他索性參照舊時大戶人家請奶娘的做法,在五星級酒店的豪華客房,安排自己的情人劉倩和兒子共度了兩天兩夜。
小胖子的指尖摩挲著手機屏,喉結滾動,自己破處那晚的喘息仿佛還在耳畔,那個穿著半透明睡裙的漂亮女人,耐心的引導小胖,不斷探索肉體未知的領域,新鮮的觸感、陌生的悸動……
“靠,你真有想法?”左益杰挑了挑眉,看著胖子冒光的眼神,“要是你真想,我問問袁二,看看什么時候能安排”
胖子沒說話,只是揚了揚下巴,算是默認。
左益杰見狀,當即拿起手機撥通了袁二的電話,低聲在電話里說了幾句,掛斷電話后,他表情有點古怪地看向胖子:“沒想到這對母女還挺搶手,今晚本來安排了客人,結果那人臨時有事來不了了,六萬塊錢都已經付了。”
胖子聽到這話,眼睛微微瞇起,嘴角勾起一抹不易察覺的笑。
左益杰笑道:“那我這就去安排,你爸要是怪罪下來,你自己扛啊”
胖子點了點頭,將手機扔回給左益杰,重新拿起自己的手機,屏幕上的游戲界面還亮著,但他的心思顯然已經不在游戲上了。

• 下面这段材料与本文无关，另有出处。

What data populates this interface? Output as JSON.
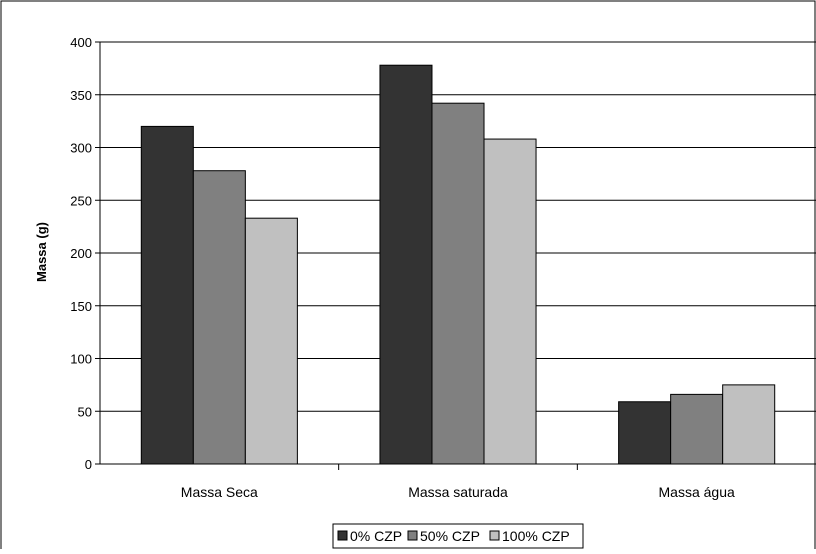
{
  "chart_data": {
    "type": "bar",
    "title": "",
    "xlabel": "",
    "ylabel": "Massa (g)",
    "categories": [
      "Massa Seca",
      "Massa saturada",
      "Massa água"
    ],
    "series": [
      {
        "name": "0% CZP",
        "values": [
          320,
          378,
          59
        ],
        "color": "#333333"
      },
      {
        "name": "50% CZP",
        "values": [
          278,
          342,
          66
        ],
        "color": "#808080"
      },
      {
        "name": "100% CZP",
        "values": [
          233,
          308,
          75
        ],
        "color": "#c0c0c0"
      }
    ],
    "ylim": [
      0,
      400
    ],
    "yticks": [
      0,
      50,
      100,
      150,
      200,
      250,
      300,
      350,
      400
    ],
    "grid": true,
    "legend_position": "bottom"
  }
}
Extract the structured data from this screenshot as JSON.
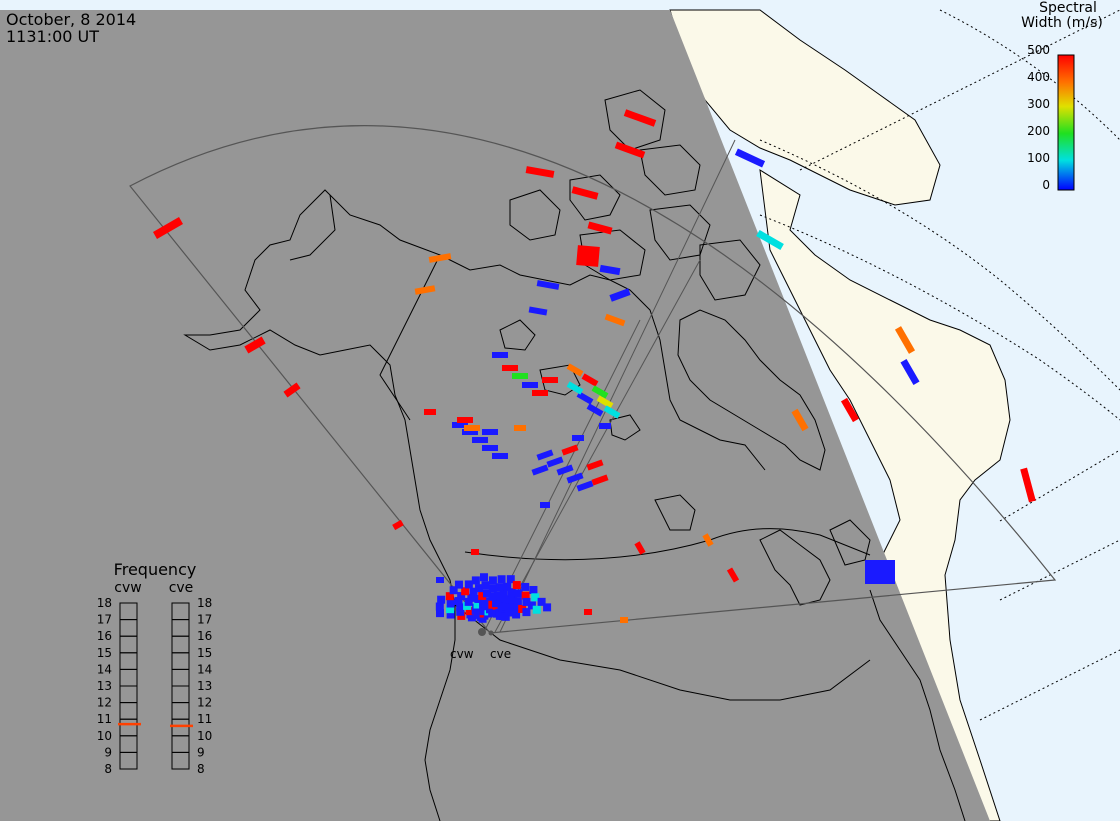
{
  "header": {
    "date": "October, 8 2014",
    "time": "1131:00 UT"
  },
  "colorbar": {
    "title_line1": "Spectral",
    "title_line2": "Width (m/s)",
    "ticks": [
      "500",
      "400",
      "300",
      "200",
      "100",
      "0"
    ],
    "colors": [
      "#ff0000",
      "#ff8000",
      "#ffff00",
      "#00ff00",
      "#00ffff",
      "#0000ff"
    ]
  },
  "frequency_panel": {
    "title": "Frequency",
    "radars": [
      "cvw",
      "cve"
    ],
    "scale": [
      "18",
      "17",
      "16",
      "15",
      "14",
      "13",
      "12",
      "11",
      "10",
      "9",
      "8"
    ],
    "cvw_value_mhz": 10.7,
    "cve_value_mhz": 10.6
  },
  "radar_sites": {
    "cvw": "cvw",
    "cve": "cve"
  },
  "colors": {
    "night_side": "#969696",
    "day_land": "#fbf9e9",
    "day_ocean": "#e8f4fd",
    "frequency_marker": "#ff4000"
  }
}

一想到崔瑩瑩平日里那清高的模樣,想到她告發自己時的毫不猶豫,他心里就涌起一股扭曲的快意,今晚,他就要讓這個看不起自己的女孩,臣服在他胯下。
傍晚時分,左益杰開著一輛黑色的轎車來到別墅門口。
胖子換了一身看起來很精神的衣服,跟著左益杰出了門。
車子一路行駛,最終開進了西郊一處破舊的廠房里。
這廠房看著破敗,墻皮斑駁脫落,鐵門上銹跡斑斑,可推門進去,內里卻別有洞天。
廠房局部做了夾層,裝修得還算干凈,靠墻的位置堆放著一些運動器械,幾個精壯的小伙子赤著胳膊正在擼鐵,肌肉線條在燈光下顯得格外結實。
廠房中央有個簡易擂臺,兩個穿著背心的家伙戴著頭盔和拳套,正你來我往地激烈格斗,拳頭砸在對方身上發出沉悶的響聲,周圍還有幾個小伙子聚在一旁圍觀,時不時發出陣陣喝彩或起哄聲。
左益杰帶著胖子徑直穿過廠房,走向角落里的樓梯。
上樓前,胖子忽然從口袋里摸出個黑色眼罩戴上,只露出一雙眼睛在外面,喉結不自覺地滾動了一下——他嘴上說得囂張,心里終究還是有點心虛。
“成鵬,她們母女就在二樓。”左益杰壓低聲音說道,眼角余光瞥見他這舉動,嘴角幾不可察地勾了勾,卻沒敢笑出聲,畢竟還是個少年。
順著吱呀作響的樓梯上到二樓,狹長的走道,當中一個房間門口站著個面目猙獰的男人,左臉有道從眉骨延伸到下巴的疤痕,右腿明顯跛著,正倚著墻抽煙,手里還把玩著一根黑色的電擊棒,棒頭不時閃過幽藍的火花,發出滋滋的輕響。
他看到左益杰帶著人過來,他麻利地掐滅煙頭,瘸著腿往前挪了兩步,朝兩人點頭示意——顯然已經提前接到了通知。
“阿強”左益杰客氣地招呼道。
被稱作阿強的男人點頭回應,那雙布滿紅血絲的渾濁眼睛,掃了眼戴著眼罩的胖子,有點詫異,這個人應該年紀不大,不知道是那家的公子哥,隨后轉身推開房門,示意胖子進去。
推開門,里面是一間干凈整潔的大房間,與外面的破敗截然不同,可房間里的景象卻讓胖子瞳孔驟然放大。